Recordar a Montesquieu nunca es ocioso. Hoy, por ejemplo, la reforma educativa alcanzó las tierras de la educación superior, donde se discute desde hace meses una posible nueva “Ley General de Educación Superior” (LGES), que probablemente sustituirá a la vieja “Ley para la Coordinación de la Educación Superior” (LCES), que data de 1978. El problema es que la vieja ley nunca pudo implementarse de manera eficaz para coordinar y articular un sistema nacional de educación superior, que eran dos de sus propósitos fundamentales. La educación superior se expandió aceleradamente, multiplicando caóticamente sus ofertas públicas y privadas, introduciendo una gran cantidad de programas dirigidos a mejorar el salario de los profesores de tiempo completo, la calidad, el financiamiento o la diversificación tanto del sector público como del privado.

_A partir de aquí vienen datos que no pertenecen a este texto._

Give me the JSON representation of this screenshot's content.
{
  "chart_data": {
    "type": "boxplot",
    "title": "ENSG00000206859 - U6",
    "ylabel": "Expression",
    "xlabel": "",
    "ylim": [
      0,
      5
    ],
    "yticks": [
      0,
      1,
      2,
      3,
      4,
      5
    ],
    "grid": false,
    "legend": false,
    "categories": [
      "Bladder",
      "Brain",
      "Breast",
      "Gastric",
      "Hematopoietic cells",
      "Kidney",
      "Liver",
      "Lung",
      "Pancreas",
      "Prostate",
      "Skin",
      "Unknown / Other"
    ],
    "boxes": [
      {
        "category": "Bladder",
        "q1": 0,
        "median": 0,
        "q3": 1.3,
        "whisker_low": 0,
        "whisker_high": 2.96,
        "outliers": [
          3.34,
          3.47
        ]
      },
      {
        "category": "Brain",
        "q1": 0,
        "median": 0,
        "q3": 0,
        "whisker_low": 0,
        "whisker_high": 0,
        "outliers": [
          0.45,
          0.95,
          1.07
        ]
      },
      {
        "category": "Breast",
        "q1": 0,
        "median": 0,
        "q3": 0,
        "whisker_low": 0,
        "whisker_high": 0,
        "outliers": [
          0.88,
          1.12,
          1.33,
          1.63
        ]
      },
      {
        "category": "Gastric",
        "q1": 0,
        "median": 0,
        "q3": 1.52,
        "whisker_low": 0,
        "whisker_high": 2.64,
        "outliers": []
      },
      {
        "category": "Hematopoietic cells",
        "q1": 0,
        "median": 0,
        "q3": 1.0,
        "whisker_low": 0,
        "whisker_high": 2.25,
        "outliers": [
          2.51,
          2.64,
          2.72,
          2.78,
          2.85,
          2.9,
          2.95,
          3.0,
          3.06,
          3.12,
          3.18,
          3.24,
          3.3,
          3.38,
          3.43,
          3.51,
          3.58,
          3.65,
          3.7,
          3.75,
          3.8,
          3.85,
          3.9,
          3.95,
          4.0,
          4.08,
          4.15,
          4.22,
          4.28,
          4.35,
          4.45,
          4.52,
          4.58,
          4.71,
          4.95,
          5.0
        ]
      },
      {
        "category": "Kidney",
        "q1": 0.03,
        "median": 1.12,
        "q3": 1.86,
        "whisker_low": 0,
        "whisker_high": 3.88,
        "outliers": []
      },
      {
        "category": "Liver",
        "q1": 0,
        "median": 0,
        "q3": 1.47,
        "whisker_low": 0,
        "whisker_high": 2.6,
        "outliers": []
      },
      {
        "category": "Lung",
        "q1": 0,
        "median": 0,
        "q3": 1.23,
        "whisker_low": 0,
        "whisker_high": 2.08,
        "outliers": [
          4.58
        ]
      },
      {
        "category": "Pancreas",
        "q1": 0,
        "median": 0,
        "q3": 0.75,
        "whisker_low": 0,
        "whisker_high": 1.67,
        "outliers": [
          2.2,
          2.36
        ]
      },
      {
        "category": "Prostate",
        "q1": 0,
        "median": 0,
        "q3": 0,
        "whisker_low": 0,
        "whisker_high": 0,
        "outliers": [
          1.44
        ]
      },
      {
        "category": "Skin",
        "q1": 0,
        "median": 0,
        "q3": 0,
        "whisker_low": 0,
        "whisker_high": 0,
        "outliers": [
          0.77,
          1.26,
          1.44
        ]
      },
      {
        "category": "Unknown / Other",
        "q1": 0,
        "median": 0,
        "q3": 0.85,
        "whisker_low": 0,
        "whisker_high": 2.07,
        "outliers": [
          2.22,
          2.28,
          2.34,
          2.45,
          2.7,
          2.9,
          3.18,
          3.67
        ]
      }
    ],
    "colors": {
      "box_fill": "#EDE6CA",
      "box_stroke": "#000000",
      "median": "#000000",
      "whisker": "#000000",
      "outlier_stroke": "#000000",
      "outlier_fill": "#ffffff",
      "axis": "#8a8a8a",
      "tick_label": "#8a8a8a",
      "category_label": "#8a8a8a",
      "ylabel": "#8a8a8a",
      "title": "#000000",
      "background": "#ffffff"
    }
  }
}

Ahí, al calor de las nuevas políticas de modernización y de calidad de la educación superior, y mediante el empleo sistemático de incentivos y estímulos al desempeño, muchas cosas cambiaron pero, al mismo tiempo, se construyeron nuevas rutinas, prácticas y costumbres. En otras palabras, sin tocar la ley, a lo largo de más de cuatro décadas nuevas costumbres se legitimaron en el escenario de la educación superior, configurando comportamientos institucionales no cooperativos.
Lo que tenemos hoy es un territorio institucional fragmentado, un no-sistema de educación superior, habitado por rutinas extrañas y paradójicas. La gestión del financiamiento público descansa en lo que hacen o dejar de hacer los rectores y directivos con las autoridades de Hacienda, la SEP o la Cámara de Diputados, con los Gobernadores, con los diputados locales. Para tener acceso a programas adicionales, las universidades necesitan participar en programas basados en indicadores de desempeño (programas acreditados, número de doctores, miembros del SNI, internacionalización). El juego de los incentivos organiza la búsqueda de recompensas y eso naturaliza las prácticas. ¿Una nueva legislación reformaría el juego y las costumbres? Los trogloditas imaginarios que habitan las Cartas persas de Montesquieu dirían que sí. El narrador que los describe diría que, muy probablemente, no.